Na minha carreira, procuro incorporar esses valores, buscando ativamente oportunidades de contribuir para iniciativas que gerem resultados sociais positivos. Seja através de estratégias de investimento ético, projetos de desenvolvimento comunitário ou defesa de políticas, o objetivo é usar as minhas competências e influência para beneficiar outros e criar uma sociedade mais equitativa. Para ser sincero, em mais de 30 anos em finanças, encontrei algumas situações injustas e visões de alto nível desconectadas da realidade do mundo, como a vida é em qualquer área. Tive que tomar decisões difíceis. Modestamente, acredito que fui capaz de lidar com isso e, quando não consegui aceitar, por qualquer motivo, tive que me afastar. Não tem sido fácil e, profissionalmente, o discernimento nem sempre ajuda a carreira, mas acredito que se isso acontecesse novamente, eu faria exatamente o mesmo.
Gestão da mudança e valores jesuítas
Um dos assuntos que me chamou a atenção desde os primeiros anos da minha carreira profissional bancária foi a descoberta de aspectos relacionados com a gestão e melhoria da mudança, tanto contínua como disruptiva. Isto permitiu-me trabalhar intensamente como Head of Corporate Total Quality Management na minha empresa (presente em 35 países) e desenvolver metodologias e projetos claramente orientados para a transformação organizacional. Qualidade, entendida como excelência empresarial, abrange todas as áreas da empresa (da estratégia aos processos, pessoas, finanças, resultados e impacto social).
Outra área intimamente relacionada que pude explorar e desenvolver foi a inovação, a capacidade de gerar novo valor e a constante reavaliação da situação atual. Se não houver razão para interromper uma iniciativa, deixe-a prosseguir. Ambientes que inicialmente parecem avessos ao risco e resistentes à mudança podem parecer desfavoráveis, mas sem dúvida, se estes conceitos forem acreditados desde o topo da organização, a mudança torna-se uma realidade. Foi uma experiência muito positiva trabalhar profundamente nessas áreas e algo de todas essas experiências permanece na evolução da carreira, e mais tarde, em diferentes áreas de negócio, conseguimos incorporar esses valores na nossa ‘escada’ de vida, tanto profissionalmente quanto pessoalmente.
Acredito verdadeiramente que todas estas metodologias, de uma forma ou de outra, estão alinhadas com a base jesuíta que todos herdamos na sala de aula.

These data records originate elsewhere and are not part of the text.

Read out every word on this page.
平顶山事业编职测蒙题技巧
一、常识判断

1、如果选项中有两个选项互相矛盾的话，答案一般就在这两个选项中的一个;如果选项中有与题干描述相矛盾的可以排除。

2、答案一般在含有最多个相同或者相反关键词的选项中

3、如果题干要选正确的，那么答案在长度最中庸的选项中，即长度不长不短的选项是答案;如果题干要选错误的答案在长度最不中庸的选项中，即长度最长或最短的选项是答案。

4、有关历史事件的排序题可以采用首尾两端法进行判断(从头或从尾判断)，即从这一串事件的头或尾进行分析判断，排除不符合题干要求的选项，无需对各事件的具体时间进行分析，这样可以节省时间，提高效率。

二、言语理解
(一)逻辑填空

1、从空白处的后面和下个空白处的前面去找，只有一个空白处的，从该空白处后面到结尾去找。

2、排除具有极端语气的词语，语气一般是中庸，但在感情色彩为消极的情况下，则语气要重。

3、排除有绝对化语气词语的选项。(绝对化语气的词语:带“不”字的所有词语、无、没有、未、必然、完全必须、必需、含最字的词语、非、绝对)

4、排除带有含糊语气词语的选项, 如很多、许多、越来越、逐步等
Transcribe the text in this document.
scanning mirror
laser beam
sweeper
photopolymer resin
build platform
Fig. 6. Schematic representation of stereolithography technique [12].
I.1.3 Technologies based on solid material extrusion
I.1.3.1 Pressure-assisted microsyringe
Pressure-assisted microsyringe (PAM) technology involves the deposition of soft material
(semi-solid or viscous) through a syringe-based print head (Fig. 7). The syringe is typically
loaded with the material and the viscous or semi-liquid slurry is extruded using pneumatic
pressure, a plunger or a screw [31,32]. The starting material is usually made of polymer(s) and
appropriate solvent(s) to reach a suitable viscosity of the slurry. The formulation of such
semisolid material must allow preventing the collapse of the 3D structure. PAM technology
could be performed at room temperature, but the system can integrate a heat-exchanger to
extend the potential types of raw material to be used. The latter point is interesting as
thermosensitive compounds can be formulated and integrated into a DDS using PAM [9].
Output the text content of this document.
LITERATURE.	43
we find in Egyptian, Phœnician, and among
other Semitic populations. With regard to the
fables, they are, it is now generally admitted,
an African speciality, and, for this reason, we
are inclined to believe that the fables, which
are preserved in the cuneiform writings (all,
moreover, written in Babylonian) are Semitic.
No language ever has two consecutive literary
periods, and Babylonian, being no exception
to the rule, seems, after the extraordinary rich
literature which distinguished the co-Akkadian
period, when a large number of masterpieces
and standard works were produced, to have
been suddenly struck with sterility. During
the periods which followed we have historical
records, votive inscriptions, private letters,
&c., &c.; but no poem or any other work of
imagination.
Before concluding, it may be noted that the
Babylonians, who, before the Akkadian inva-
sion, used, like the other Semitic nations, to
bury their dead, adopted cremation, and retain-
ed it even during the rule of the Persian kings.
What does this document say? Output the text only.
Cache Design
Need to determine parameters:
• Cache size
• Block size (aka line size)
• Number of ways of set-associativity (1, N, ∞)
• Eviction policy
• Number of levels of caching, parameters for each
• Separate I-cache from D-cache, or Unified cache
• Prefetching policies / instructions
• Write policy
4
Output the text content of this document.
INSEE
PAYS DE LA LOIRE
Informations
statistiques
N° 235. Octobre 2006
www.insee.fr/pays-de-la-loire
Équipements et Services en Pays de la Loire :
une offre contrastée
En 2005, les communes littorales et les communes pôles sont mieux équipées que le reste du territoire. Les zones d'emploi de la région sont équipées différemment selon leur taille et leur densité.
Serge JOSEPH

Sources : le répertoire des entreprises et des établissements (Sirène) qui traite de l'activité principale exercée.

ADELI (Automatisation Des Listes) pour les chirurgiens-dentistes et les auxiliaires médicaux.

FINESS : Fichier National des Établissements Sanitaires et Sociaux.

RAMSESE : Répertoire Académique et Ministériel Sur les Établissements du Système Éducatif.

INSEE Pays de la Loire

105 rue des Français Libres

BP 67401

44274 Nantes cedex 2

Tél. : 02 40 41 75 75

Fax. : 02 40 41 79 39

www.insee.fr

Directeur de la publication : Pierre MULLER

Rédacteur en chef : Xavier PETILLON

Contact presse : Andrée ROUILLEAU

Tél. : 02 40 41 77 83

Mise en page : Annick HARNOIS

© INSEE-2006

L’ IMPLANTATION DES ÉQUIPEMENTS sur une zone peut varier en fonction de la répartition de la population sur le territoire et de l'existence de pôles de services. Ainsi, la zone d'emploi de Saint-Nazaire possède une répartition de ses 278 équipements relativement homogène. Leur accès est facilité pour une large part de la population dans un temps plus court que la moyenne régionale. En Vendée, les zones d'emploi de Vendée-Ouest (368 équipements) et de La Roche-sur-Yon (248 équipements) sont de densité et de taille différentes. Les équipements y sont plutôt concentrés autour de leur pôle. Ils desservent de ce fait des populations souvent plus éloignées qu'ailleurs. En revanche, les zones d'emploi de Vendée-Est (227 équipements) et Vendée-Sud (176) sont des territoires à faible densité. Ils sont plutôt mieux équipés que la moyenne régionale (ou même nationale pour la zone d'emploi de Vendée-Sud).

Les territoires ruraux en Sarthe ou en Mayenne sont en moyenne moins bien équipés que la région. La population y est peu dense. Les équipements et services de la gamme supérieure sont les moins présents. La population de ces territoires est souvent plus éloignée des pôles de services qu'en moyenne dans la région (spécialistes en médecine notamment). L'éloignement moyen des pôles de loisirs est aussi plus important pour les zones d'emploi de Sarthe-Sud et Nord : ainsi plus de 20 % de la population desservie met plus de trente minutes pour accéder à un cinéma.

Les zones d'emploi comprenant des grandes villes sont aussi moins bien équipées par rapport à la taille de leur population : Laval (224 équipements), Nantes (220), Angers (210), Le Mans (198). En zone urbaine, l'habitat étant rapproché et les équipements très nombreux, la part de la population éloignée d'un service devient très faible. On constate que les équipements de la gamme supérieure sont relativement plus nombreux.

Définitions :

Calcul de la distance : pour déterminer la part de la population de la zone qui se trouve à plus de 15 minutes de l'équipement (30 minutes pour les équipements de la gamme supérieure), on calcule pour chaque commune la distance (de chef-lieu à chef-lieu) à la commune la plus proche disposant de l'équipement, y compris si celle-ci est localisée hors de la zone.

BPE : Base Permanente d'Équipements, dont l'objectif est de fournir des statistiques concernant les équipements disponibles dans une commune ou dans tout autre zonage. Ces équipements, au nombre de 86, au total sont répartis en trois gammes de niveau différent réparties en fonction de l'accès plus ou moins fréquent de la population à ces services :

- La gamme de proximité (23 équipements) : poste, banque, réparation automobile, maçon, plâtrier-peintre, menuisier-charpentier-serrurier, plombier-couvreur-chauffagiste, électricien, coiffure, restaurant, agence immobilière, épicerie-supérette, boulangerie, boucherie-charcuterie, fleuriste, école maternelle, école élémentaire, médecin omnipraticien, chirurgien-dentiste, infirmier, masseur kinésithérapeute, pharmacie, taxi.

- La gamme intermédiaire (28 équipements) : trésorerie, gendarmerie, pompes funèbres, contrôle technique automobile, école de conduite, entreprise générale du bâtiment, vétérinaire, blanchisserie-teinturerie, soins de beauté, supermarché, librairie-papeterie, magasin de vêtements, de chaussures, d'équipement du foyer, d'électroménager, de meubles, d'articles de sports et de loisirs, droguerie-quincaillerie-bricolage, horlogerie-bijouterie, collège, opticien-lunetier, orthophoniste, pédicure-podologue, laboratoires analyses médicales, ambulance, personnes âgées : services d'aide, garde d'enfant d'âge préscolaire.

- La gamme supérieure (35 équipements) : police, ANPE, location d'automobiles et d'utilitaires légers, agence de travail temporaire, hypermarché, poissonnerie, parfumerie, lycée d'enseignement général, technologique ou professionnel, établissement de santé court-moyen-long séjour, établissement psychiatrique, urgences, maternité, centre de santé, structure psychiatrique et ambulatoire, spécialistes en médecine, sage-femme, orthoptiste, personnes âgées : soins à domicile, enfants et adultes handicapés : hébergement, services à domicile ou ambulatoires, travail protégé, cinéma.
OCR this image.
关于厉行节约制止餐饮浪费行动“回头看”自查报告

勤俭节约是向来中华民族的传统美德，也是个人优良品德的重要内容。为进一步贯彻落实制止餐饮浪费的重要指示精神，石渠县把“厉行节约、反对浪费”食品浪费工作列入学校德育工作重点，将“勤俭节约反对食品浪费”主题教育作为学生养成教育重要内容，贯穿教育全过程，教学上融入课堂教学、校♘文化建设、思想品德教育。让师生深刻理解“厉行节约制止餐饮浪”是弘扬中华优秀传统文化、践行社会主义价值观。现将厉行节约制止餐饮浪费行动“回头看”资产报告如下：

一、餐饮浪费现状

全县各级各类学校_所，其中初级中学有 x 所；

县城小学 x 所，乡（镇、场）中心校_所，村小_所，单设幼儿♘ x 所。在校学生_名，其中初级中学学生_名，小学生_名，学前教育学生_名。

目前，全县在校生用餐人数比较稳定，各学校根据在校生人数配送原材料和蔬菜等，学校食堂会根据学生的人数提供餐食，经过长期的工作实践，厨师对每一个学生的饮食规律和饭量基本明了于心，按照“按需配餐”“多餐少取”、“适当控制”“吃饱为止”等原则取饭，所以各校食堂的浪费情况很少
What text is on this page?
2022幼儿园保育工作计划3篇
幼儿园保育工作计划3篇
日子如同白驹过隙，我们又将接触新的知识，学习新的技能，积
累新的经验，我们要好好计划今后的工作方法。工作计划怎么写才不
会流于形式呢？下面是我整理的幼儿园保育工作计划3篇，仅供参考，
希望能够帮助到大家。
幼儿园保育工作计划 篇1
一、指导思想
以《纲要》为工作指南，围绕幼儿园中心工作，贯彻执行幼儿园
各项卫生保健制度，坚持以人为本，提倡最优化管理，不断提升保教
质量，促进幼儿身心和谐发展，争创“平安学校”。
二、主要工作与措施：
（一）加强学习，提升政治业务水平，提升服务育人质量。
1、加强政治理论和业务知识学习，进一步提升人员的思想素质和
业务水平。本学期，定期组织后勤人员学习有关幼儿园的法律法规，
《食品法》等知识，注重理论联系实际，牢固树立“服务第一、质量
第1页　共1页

Curiosamente, ao interagir com outros profissionais, descobrimos que partilhávamos a mesma formação jesuíta de diferentes partes do mundo dentro da mesma empresa.
Em suma, a educação jesuíta, com a sua ênfase no desenvolvimento holístico e na responsabilidade social, molda profundamente os indivíduos para se tornarem líderes que não são apenas competentes nas suas áreas, mas também comprometidos com o bem maior. Todos os princípios declarados por Padre Arrupe são um poderoso apelo à ação que permanece relevante até hoje, instando-nos a usar os nossos talentos e posições de influência para causar um impacto positivo no mundo. À medida que navegamos nas nossas carreiras, especialmente em funções de alta responsabilidade, devemos lembrar que o verdadeiro sucesso não é medido pelo ganho pessoal, mas pela mudança positiva que trazemos à sociedade. Neste sentido, a pergunta que devemos colocar-nos a cada momento das nossas vidas, seja aos 15, 30 ou 80 anos, é: o que mais podemos fazer para melhorar o mundo complexo em que vivemos?